His thumbs stopped and his brows rose up his forehead.
“I certainly didn’t know you well enough to tell you my husband had an affair with my good friend. It was too embarrassing.” She looked away, but he placed his hand on the side of her face and brought her gaze back to his.
“He’s an ass,” Dylan repeated.
“He said the affair was an accident, but I don’t think so. He said her pregnancy was an accident, too. I didn’t believe that, either. He might not have even known it until it happened, but I think he wanted what I couldn’t give him. He wanted his own child.” She lowered her gaze to his bare chest. “I think it’s biology. I think men want their own children.”

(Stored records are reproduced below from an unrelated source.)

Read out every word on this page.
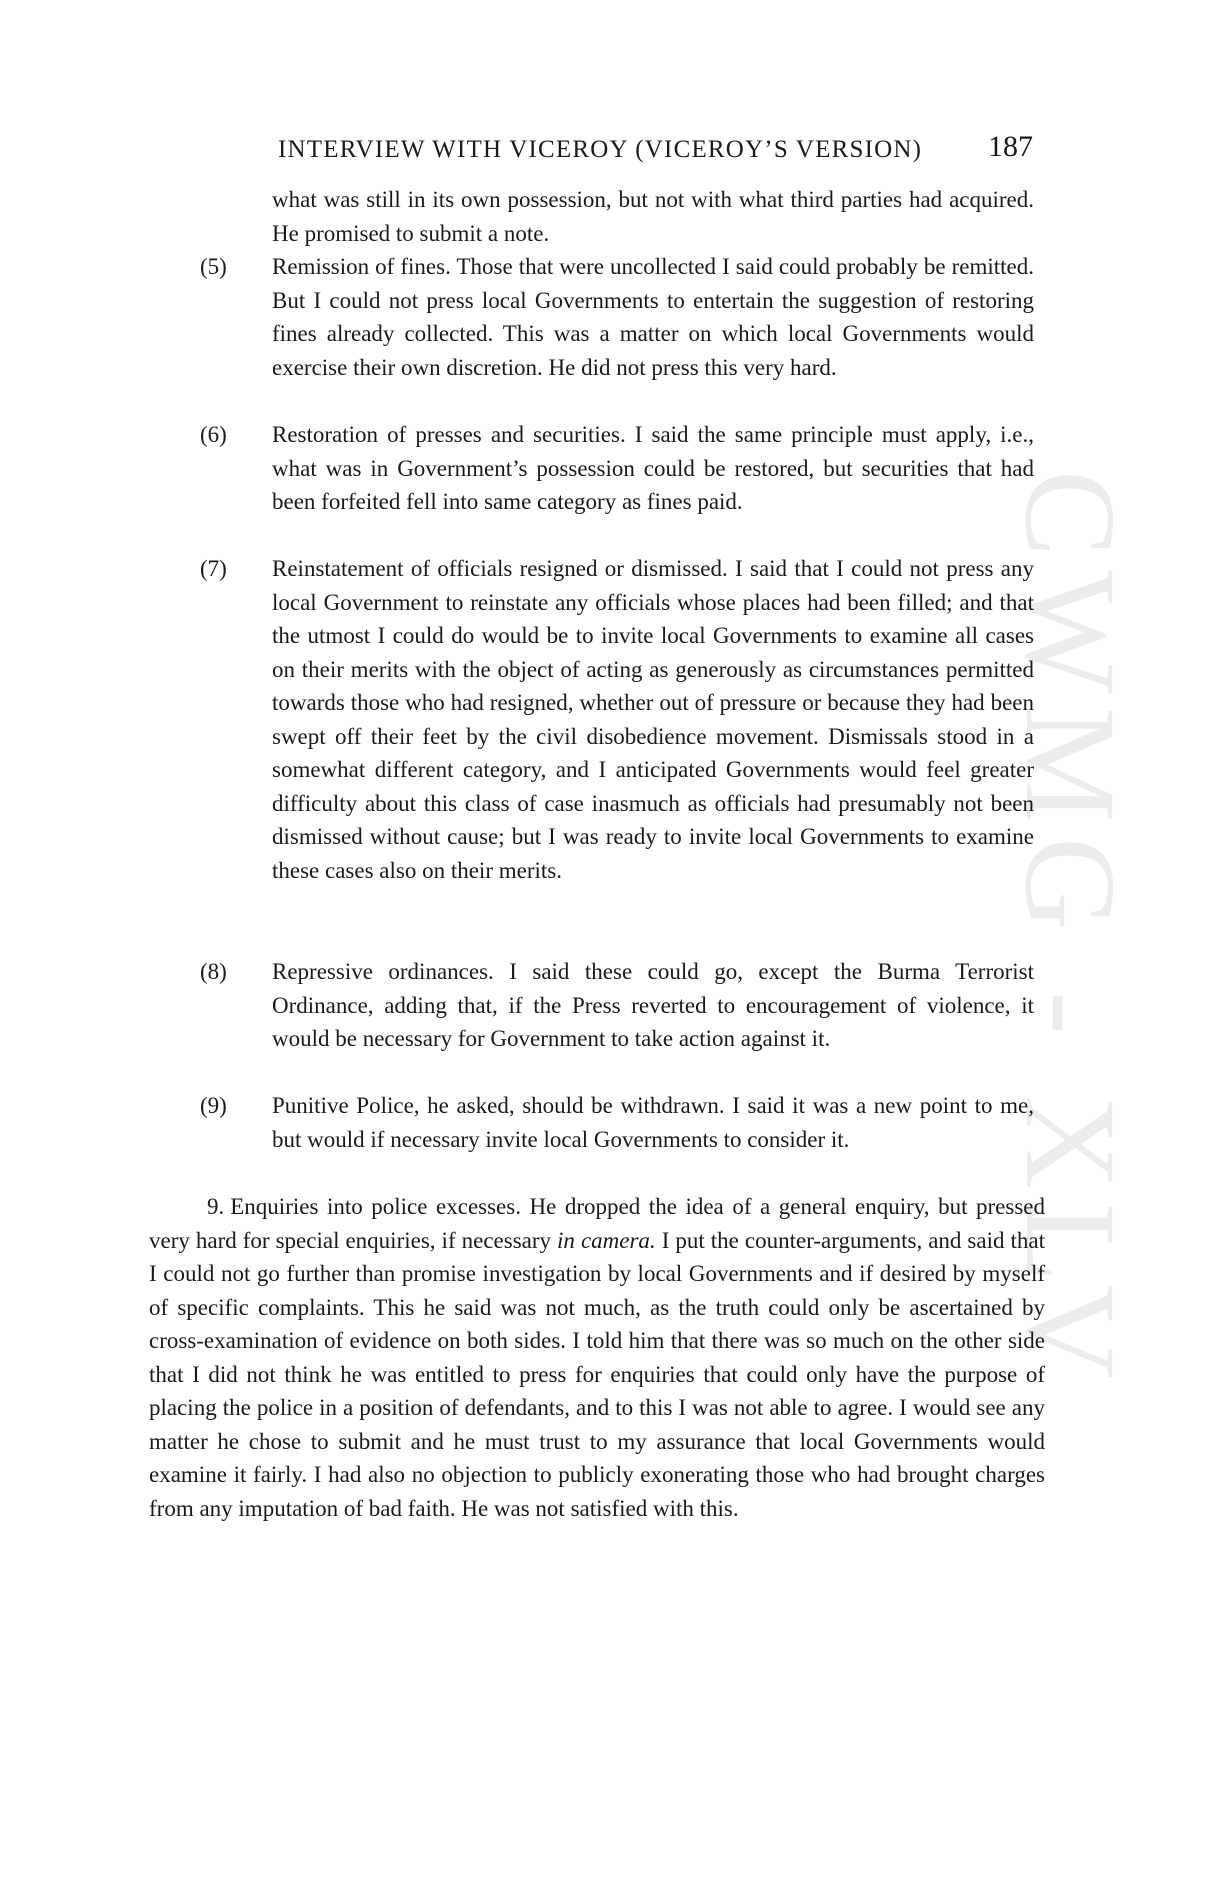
CWMG - XLV
INTERVIEW WITH VICEROY (VICEROY’S VERSION) 187
what was still in its own possession, but not with what third parties had acquired. He promised to submit a note.
(5) Remission of fines. Those that were uncollected I said could probably be remitted. But I could not press local Governments to entertain the suggestion of restoring fines already collected. This was a matter on which local Governments would exercise their own discretion. He did not press this very hard.
(6) Restoration of presses and securities. I said the same principle must apply, i.e., what was in Government’s possession could be restored, but securities that had been forfeited fell into same category as fines paid.
(7) Reinstatement of officials resigned or dismissed. I said that I could not press any local Government to reinstate any officials whose places had been filled; and that the utmost I could do would be to invite local Governments to examine all cases on their merits with the object of acting as generously as circumstances permitted towards those who had resigned, whether out of pressure or because they had been swept off their feet by the civil disobedience movement. Dismissals stood in a somewhat different category, and I anticipated Governments would feel greater difficulty about this class of case inasmuch as officials had presumably not been dismissed without cause; but I was ready to invite local Governments to examine these cases also on their merits.
(8) Repressive ordinances. I said these could go, except the Burma Terrorist Ordinance, adding that, if the Press reverted to encouragement of violence, it would be necessary for Government to take action against it.
(9) Punitive Police, he asked, should be withdrawn. I said it was a new point to me, but would if necessary invite local Governments to consider it.

9. Enquiries into police excesses. He dropped the idea of a general enquiry, but pressed very hard for special enquiries, if necessary in camera. I put the counter-arguments, and said that I could not go further than promise investigation by local Governments and if desired by myself of specific complaints. This he said was not much, as the truth could only be ascertained by cross-examination of evidence on both sides. I told him that there was so much on the other side that I did not think he was entitled to press for enquiries that could only have the purpose of placing the police in a position of defendants, and to this I was not able to agree. I would see any matter he chose to submit and he must trust to my assurance that local Governments would examine it fairly. I had also no objection to publicly exonerating those who had brought charges from any imputation of bad faith. He was not satisfied with this.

“Maybe it’s just more important to some men.”
“That’s easy for you to say. You have Adam.”
“Yeah, I do, but that doesn’t mean I was always sure he was mine.” He slid his palm down her arm and took her hand in his. “Julie and I weren’t even living together at the time Adam was conceived, and I wasn’t so sure she didn’t have other boyfriends.”
“But Adam has your eyes.”
“He does now. When he was born, they were dark blue and all swollen. He kind of looked like Winston Churchill, to tell you the truth. He had a hard time and was an ugly little spud. But the second I looked into his tiny face, and the second he looked at me, we were buddies. And biology didn’t mean squat. He was mine. He was my son.”
Hope looked in Dylan’s eyes, and her silly heart swelled. She was proud of him and didn’t really know why. Maybe for being a real man. Maybe just for being him. She leaned forward a little and laid her head on his bare shoulder. “You’re a good man, Dylan Taber.”
“Why, because I do what I’m supposed to do? Most men are like me. You just happened to marry a guy who was hung up on the wrong things.”
“I think somewhere in our marriage he changed. He looked at me different, I think. At first he thought I was enough for him, but I wasn’t.” Everything inside Hope stilled. She hadn’t meant to say that. Hadn’t meant to confess her soul. Dylan made her feel too comfortable.
“You’re kidding me. You’re about the most perfect woman I’ve ever had the pleasure to touch.”